Comitês populares de luta pela água!
Evidentemente, tanto a estatização quanto o controle social exigiriam que a população se colocasse em luta contra o governo do estado, e também o governo federal, que existem para garantir os interesses dos proprietários privados da SABESP, que são parte da classe dominante à qual o Estado obedece. Entretanto, diante da situação de risco de calamidade em que estamos, não haverá outra solução a não ser a luta.
Como primeiro passo dessa luta, defendemos a formação de comitês populares de luta pela água. Esses comitês teriam como tarefas:
Estatização da SABESP, sem indenização e sob controle dos trabalhadores!

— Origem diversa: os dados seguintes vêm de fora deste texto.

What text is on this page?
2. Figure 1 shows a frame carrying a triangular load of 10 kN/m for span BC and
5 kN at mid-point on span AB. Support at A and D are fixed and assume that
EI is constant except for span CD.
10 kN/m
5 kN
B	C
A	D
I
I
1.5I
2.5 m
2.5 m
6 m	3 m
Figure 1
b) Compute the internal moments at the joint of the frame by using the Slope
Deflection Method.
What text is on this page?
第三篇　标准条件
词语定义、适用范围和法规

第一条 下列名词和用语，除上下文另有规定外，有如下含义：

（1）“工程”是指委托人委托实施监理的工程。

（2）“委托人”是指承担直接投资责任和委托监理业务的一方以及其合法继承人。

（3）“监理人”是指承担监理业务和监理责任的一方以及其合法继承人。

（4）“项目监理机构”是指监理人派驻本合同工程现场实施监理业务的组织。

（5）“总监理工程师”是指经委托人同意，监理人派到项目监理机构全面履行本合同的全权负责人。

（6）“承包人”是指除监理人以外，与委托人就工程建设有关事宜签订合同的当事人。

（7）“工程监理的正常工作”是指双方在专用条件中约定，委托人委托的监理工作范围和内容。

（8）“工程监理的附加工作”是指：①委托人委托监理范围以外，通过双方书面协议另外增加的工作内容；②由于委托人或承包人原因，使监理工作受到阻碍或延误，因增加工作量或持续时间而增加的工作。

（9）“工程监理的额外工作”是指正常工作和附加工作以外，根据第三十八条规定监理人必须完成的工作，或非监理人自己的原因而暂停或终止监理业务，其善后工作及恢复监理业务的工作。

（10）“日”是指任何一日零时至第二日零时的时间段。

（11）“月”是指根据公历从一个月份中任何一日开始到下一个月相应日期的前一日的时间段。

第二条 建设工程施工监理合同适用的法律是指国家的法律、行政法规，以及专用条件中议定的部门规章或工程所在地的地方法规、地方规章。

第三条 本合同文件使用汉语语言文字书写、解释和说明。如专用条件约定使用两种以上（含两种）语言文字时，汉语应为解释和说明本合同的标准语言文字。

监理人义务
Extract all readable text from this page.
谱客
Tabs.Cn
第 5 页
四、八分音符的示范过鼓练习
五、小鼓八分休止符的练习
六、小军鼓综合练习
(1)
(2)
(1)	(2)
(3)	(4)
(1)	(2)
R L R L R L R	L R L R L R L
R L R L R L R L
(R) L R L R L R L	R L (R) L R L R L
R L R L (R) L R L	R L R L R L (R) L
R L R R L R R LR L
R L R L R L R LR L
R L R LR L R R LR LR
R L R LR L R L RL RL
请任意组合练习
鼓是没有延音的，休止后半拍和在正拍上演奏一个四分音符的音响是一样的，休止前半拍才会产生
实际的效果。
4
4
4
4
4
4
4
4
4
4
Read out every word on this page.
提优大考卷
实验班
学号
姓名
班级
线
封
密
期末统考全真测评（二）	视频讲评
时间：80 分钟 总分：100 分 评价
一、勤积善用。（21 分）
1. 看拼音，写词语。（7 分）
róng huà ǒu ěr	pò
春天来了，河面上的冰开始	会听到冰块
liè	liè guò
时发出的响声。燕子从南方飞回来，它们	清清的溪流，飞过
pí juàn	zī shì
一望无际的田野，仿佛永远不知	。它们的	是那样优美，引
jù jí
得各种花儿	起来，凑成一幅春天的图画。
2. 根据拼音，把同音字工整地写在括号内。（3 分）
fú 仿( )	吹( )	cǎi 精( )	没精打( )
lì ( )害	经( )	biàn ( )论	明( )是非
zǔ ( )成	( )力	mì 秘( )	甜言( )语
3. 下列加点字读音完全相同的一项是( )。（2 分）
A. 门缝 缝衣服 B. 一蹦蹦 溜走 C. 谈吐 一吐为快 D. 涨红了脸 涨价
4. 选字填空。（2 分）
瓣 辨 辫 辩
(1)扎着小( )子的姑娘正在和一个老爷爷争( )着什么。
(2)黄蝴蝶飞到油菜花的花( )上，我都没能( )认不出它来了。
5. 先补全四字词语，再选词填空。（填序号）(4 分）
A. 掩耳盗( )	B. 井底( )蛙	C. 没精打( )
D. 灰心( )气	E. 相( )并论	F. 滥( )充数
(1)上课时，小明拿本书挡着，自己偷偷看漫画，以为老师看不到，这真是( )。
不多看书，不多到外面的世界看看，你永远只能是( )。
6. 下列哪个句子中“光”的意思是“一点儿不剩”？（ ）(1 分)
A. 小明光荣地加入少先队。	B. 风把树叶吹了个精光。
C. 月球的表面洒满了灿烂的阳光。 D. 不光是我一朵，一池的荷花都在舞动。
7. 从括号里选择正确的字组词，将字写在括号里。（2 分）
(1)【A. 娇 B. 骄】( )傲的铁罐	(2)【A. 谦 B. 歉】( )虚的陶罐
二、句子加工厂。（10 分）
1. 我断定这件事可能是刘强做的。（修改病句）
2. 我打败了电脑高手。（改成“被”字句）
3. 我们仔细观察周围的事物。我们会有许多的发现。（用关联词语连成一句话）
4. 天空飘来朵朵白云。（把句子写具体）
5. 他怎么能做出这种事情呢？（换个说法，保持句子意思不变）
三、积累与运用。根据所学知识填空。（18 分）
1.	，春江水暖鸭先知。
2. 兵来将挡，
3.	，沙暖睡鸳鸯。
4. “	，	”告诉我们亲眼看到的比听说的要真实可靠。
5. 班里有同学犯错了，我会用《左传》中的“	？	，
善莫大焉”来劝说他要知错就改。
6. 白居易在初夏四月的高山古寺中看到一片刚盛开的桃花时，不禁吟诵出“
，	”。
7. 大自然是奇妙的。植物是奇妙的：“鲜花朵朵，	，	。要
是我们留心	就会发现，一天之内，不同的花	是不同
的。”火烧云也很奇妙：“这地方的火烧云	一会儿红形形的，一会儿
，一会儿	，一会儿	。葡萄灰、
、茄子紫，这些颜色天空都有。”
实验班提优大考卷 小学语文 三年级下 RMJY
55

Confisco dos lucros indevidos dos proprietários para indenizar os consumidores e custear as obras emergenciais!
Prioridade para o consumo humano e a sobrevivência, mesmo que isso signifique interromper as atividades de milhares de empresas.
Transparência na divulgação da quantidade de água existente, para que toda a população possa decidir sobre o seu uso.
Cotas de água para consumo diário por habitante, para que a população que mora nos bairros pobres receba proporcionalmente a mesma quantidade que a dos bairros ricos.
Estatização sob controle dos trabalhadores de todas as fontes, minas, poços e reservas, para que a água não se torne um privilégio dos que podem pagar.